»Verstörende Sequenzen«

Video von Polizeieinsatz in Düsseldorf: Beamter kniet auf Kopf und Nacken eines Jugendlichen

Ein Polizist kniet auf Kopf und Nackenbereich einer Person, die auf dem Boden fixiert und bewegungsunfähig ist: Eine solche Szene erinnert zwangsläufig an die polizeiliche Tötung des Afroamerikaners George Floyd.

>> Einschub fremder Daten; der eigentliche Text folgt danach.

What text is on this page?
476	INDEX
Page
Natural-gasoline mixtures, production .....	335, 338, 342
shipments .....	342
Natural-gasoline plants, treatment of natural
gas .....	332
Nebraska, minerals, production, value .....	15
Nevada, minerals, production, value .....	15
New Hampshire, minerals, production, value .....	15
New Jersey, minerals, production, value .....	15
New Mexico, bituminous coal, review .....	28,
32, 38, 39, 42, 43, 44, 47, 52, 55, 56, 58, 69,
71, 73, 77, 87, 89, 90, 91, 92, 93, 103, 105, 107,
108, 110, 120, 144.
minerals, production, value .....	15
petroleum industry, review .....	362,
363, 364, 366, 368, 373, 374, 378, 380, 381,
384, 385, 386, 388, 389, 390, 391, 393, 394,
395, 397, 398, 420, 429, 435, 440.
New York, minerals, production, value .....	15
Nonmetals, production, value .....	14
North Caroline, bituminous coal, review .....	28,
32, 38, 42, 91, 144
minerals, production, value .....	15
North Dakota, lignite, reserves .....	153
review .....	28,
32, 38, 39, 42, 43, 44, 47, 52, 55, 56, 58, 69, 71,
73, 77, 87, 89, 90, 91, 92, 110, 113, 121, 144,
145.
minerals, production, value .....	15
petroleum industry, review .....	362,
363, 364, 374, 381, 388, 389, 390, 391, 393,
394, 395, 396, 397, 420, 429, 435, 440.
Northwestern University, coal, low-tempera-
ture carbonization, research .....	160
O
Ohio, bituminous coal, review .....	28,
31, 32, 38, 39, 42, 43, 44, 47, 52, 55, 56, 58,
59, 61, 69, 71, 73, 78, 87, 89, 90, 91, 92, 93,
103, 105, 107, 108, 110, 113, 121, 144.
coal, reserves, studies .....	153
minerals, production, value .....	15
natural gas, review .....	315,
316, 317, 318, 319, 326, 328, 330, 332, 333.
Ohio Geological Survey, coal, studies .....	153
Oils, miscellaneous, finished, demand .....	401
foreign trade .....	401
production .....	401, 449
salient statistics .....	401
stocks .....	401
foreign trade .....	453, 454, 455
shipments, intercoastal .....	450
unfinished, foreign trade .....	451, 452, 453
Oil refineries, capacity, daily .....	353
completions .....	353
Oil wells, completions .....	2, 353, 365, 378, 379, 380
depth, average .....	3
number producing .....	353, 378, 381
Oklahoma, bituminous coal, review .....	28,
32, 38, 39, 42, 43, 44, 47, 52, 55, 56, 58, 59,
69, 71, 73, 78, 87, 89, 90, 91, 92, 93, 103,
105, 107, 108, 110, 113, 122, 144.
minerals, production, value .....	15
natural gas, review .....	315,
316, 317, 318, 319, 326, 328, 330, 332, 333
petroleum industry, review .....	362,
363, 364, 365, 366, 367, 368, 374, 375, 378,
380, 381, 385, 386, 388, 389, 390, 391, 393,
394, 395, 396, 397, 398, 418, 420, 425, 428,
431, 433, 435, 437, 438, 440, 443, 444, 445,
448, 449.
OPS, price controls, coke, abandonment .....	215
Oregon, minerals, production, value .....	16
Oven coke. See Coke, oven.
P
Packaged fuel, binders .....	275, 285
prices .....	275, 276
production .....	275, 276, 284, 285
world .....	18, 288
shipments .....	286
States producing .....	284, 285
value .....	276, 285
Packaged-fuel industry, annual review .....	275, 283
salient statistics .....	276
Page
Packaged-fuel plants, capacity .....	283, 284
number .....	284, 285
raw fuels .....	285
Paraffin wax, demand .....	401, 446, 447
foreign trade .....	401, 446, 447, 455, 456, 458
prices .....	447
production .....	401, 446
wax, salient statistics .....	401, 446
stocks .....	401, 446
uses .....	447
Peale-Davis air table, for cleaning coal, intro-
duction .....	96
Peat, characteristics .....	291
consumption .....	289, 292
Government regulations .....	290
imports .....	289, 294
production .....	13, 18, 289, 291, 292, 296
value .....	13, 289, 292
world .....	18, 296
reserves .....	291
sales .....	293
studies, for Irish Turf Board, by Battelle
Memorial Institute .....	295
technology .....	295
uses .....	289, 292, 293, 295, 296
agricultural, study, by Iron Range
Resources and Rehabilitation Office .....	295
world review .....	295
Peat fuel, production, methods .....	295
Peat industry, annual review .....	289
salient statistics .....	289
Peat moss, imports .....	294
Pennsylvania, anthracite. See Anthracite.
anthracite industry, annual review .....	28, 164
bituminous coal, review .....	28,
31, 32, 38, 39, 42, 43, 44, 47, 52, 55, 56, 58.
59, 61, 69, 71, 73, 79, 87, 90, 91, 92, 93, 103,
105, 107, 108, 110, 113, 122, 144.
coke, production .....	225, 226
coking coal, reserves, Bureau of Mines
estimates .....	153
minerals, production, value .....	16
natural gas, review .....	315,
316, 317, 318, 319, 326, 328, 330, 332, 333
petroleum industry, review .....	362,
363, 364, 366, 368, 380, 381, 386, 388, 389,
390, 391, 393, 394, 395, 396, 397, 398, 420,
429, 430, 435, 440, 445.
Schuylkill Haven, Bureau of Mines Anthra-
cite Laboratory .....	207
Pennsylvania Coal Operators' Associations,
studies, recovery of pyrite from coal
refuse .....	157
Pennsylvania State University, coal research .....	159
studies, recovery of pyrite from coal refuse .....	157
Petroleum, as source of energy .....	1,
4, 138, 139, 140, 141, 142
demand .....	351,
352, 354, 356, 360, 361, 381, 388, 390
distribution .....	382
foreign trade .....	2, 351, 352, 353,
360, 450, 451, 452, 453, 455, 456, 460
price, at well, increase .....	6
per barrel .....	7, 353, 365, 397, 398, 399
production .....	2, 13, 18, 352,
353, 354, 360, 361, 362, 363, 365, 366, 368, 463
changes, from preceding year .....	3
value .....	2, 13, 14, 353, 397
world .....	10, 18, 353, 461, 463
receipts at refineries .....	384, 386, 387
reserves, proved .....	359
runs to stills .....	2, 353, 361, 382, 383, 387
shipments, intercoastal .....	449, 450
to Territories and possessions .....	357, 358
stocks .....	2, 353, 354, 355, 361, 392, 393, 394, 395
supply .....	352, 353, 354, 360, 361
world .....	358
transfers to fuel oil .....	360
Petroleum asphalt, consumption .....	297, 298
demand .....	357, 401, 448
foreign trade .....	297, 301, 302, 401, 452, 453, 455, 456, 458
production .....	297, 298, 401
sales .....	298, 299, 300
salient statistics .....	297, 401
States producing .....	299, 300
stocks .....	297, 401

In diesem Fall handelt es sich allerdings nicht um einen Vorfall in den USA, sondern in Düsseldorf, Nordrhein-Westfalen, Bundesrepublik. »Wir hatten gehofft, dass wir solche Bilder nach dem tragischen Tod von George Floyd in Deutschland niemals zu sehen bekommen würden«, erklärten am Montag die beiden SPD-Landtagsabgeordneten Sven Wolf und Hartmut Ganzke.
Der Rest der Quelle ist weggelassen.